DNA-SeAl: Sensitivity Levels to Optimize the Performance of Privacy-Preserving DNA Alignment

Abstract

The advent of next-generation sequencing (NGS) machines made DNA sequencing cheaper, but also put pressure on the genomic life-cycle, which includes aligning millions of short DNA sequences, called reads, to a reference genome. On the performance side, efficient algorithms have been developed, and parallelized on public clouds. On the privacy side, since genomic data are utterly sensitive, several cryptographic mechanisms have been proposed to align reads more securely than the former, but with a lower performance. This paper presents DNA-SeAl a novel contribution to improving the privacy × performance product in current genomic workflows.
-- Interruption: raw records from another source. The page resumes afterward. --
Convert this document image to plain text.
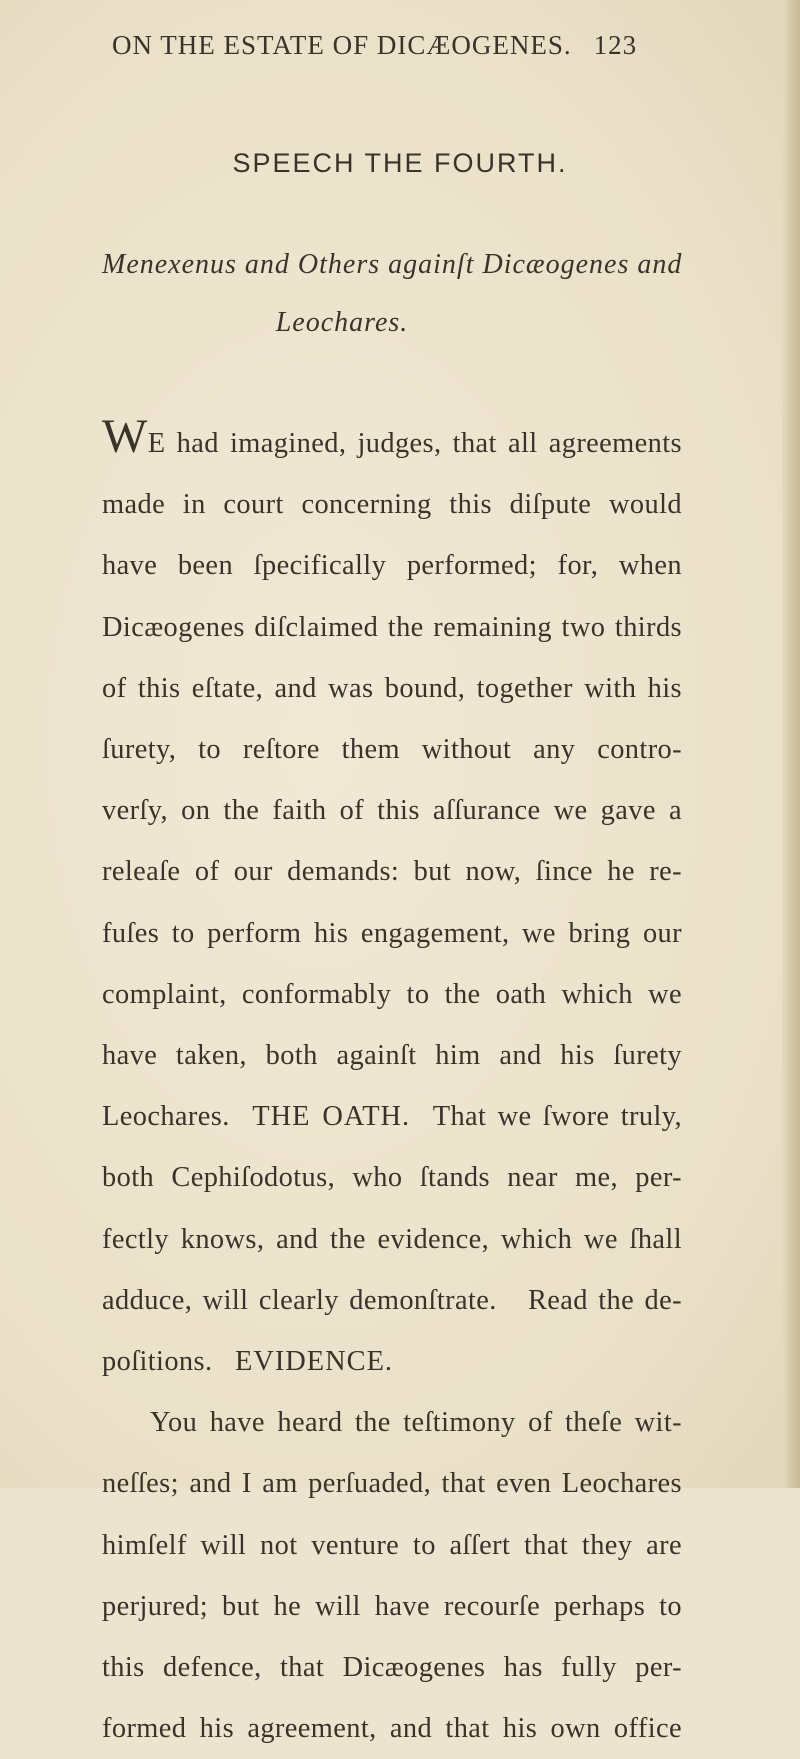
ON THE ESTATE OF DICÆOGENES. 123
SPEECH THE FOURTH.
Menexenus and Others againſt Dicæogenes and
Leochares.
WE had imagined, judges, that all agreements
made in court concerning this diſpute would
have been ſpecifically performed; for, when
Dicæogenes diſclaimed the remaining two thirds
of this eſtate, and was bound, together with his
ſurety, to reſtore them without any contro-
verſy, on the faith of this aſſurance we gave a
releaſe of our demands: but now, ſince he re-
fuſes to perform his engagement, we bring our
complaint, conformably to the oath which we
have taken, both againſt him and his ſurety
Leochares. THE OATH. That we ſwore truly,
both Cephiſodotus, who ſtands near me, per-
fectly knows, and the evidence, which we ſhall
adduce, will clearly demonſtrate. Read the de-
poſitions. EVIDENCE.
You have heard the teſtimony of theſe wit-
neſſes; and I am perſuaded, that even Leochares
himſelf will not venture to aſſert that they are
perjured; but he will have recourſe perhaps to
this defence, that Dicæogenes has fully per-
formed his agreement, and that his own office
First, building on recent works that argue that genomic data needs to be treated according to a threat-risk analysis, we introduce a multi-level sensitivity classification of genomic variations designed to prevent the amplification of possible privacy attacks. We show that the usage of sensitivity levels reduces future re-identification risks, and that their partitioning helps prevent linkage attacks. Second, after extending this classification to reads, we show how to align and store reads using different security levels. To do so, DNA-SeAl extends a recent reads filter to classify unaligned reads into sensitivity levels, and adapts existing alignment algorithms to the reads sensitivity. We show that using DNA-SeAl allows high performance gains whilst enforcing high privacy levels in hybrid cloud environments.